Cardinal Prevost Celebrates Augustine’s Legacy: Emphasizing the Search for God in Modern Lives

by time news

The Prefect of the Dicastery for Bishops celebrated yesterday afternoon in Rome the solemn liturgical commemoration of the great Father of the Church, in which several religious, nuns, and laity from the Augustinian family participated. In his homily, the cardinal emphasized that, as taught by the experience of the Bishop of Hippo, it is the encounter with Christ that changes a person’s life; without God, we always lack something.

Tiziana Campisi – Vatican City

It is necessary to rediscover the thirst for God, that thirst we often try to “satisfy with other things,” but which is not quenched unless we open our lives to an encounter with Christ: this is the message that St. Augustine offers to today’s society, especially to young people. This was stated by Cardinal Robert Prevost, Prefect of the Dicastery for Bishops, an Augustinian religious, who yesterday afternoon presided over the solemn mass of the liturgical commemoration of the Bishop of Hippo, Doctor of the Church, concelebrated with his Augustinian brother Monsignor Luis Marín de San Martín, Undersecretary of the Synod of Bishops, Monsignor Flavien Rami Al-Kabalan, Apostolic Visitor for the Syrian faithful in Western Europe and Procurator of the Patriarchate of Antioch of the Syrians to the Holy See, and several priests.

In his homily, the cardinal explained that “the human need to seek God, to find the true source of life and love, arises in our hearts, cries out like a voice from the silence within each of us, and makes us feel that with God we can find the meaning of life,” because without God, we always lack something; we lack “light,” we lack “direction in our lives.”

The example of the first Christian communities

Before the hundreds of faithful present at the celebration, among them several religious and nuns who follow the rule of St. Augustine, Cardinal Prevost highlighted the importance of the encounter with God that is experienced when we gather in community, as derived from the Acts of the Apostles in the pages that describe the life of the first Christian communities, who listened to the teachings of the apostles, lived in communion breaking bread, and prayed together.

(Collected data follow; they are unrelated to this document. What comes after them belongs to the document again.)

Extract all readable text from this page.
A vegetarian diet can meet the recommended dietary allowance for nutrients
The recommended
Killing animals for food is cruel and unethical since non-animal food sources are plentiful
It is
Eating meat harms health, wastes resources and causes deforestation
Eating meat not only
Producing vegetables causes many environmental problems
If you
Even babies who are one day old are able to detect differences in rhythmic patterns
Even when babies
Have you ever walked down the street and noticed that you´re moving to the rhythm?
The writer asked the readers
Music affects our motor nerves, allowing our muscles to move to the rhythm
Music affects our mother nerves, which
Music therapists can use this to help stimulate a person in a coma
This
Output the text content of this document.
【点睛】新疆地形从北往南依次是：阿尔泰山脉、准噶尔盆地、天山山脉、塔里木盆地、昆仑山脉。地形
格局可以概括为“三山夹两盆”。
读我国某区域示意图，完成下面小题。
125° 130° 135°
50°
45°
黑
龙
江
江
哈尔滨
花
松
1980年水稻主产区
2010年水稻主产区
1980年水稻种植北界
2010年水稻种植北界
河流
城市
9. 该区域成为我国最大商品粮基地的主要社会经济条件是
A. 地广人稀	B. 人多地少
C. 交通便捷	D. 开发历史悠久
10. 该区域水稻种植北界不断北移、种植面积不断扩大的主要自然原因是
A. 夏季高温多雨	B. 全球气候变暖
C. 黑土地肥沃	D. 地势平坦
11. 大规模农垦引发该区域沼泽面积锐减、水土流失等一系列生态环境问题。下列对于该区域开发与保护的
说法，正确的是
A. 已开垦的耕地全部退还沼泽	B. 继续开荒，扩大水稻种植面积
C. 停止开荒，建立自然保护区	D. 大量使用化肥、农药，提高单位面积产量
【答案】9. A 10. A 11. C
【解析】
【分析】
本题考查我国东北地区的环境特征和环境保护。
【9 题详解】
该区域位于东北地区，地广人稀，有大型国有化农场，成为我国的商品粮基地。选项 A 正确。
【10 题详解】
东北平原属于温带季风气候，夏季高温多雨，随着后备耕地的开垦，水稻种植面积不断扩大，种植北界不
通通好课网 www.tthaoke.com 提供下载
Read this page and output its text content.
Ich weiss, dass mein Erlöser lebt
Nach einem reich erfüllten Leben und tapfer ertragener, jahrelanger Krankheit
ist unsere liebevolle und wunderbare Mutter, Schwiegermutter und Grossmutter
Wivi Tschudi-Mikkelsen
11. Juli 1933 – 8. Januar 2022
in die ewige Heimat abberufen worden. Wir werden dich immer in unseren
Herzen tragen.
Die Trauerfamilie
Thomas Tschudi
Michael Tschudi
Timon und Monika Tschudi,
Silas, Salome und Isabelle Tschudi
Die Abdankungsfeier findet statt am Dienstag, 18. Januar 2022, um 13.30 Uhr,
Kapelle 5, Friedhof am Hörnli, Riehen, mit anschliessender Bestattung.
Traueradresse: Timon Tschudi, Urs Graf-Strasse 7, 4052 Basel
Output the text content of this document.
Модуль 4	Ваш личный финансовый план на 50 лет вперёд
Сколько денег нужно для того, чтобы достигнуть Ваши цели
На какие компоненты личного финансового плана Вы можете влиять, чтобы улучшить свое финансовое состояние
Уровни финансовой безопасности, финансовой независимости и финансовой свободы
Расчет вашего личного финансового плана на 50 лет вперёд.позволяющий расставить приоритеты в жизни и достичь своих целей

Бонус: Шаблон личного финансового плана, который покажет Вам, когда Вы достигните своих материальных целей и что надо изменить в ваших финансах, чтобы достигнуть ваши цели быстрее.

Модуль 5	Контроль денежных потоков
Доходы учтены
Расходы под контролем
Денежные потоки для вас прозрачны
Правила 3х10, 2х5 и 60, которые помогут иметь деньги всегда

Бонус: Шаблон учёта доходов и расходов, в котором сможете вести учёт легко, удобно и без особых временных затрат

Prayer is “so essential in our lives,” the prefect of the Dicastery for Bishops added, praying, entering into relation with the Lord, not only to ask for what the heart desires, “but above all to live in the Love of God.” Thus, in the family, in the community, in the parish, prayer, listening to the Word, and dialogue about faith can help rediscover the restlessness and enter into a deeper relationship of love with God, said the cardinal, emphasizing the prayer that the Pope wished to dedicate this year to adequately prepare for the Jubilee. A prayer that St. Monica, the mother of St. Augustine, never tired of directing to God, whom the Church remembered yesterday, August 27, and whom Francis wished to venerate by visiting her tomb, the cardinal recalled.

The Basilica of St. Augustine in Rome crowded with believers

The Basilica of St. Augustine in Rome crowded with believers

Keeping the restlessness of the heart alive

Returning to the liturgical commemoration of St. Augustine, Prevost also recalled that exactly eleven years ago, shortly after his election, Pope Francis celebrated with the Augustinians the opening mass of their General Chapter, and that on that occasion the Pontiff stopped in his reflection on the restlessness that the great Father of the Church evokes in today’s man and that must be kept alive: “the restlessness of spiritual search, the restlessness of encounter with God, the restlessness of love.”

In short, Francis invites us to look at this thirst, this “desire that arises in our hearts and seeks an answer, a relationship”; that seeks authentic love. The restlessness of the heart leads Augustine “to a personal encounter with Christ, leads him to understand that the God he sought far from himself is the God close to every human being, the God close to our heart, more intimate to us than we are to ourselves,” the Pope pointed out on August 28, 2013, adding that “in his discovery and encounter with God, Augustine does not stop, does not rest, does not close himself up as someone who has already arrived, but continues on the path. Because “the restlessness of the search for truth, the search for God, becomes the restlessness of knowing him more and of going out of himself to make him known to others.” Therefore, at the end of his homily, he urged us to pray to St. Augustine so that this restlessness may be rediscovered and that every person may have the desire for the love of God.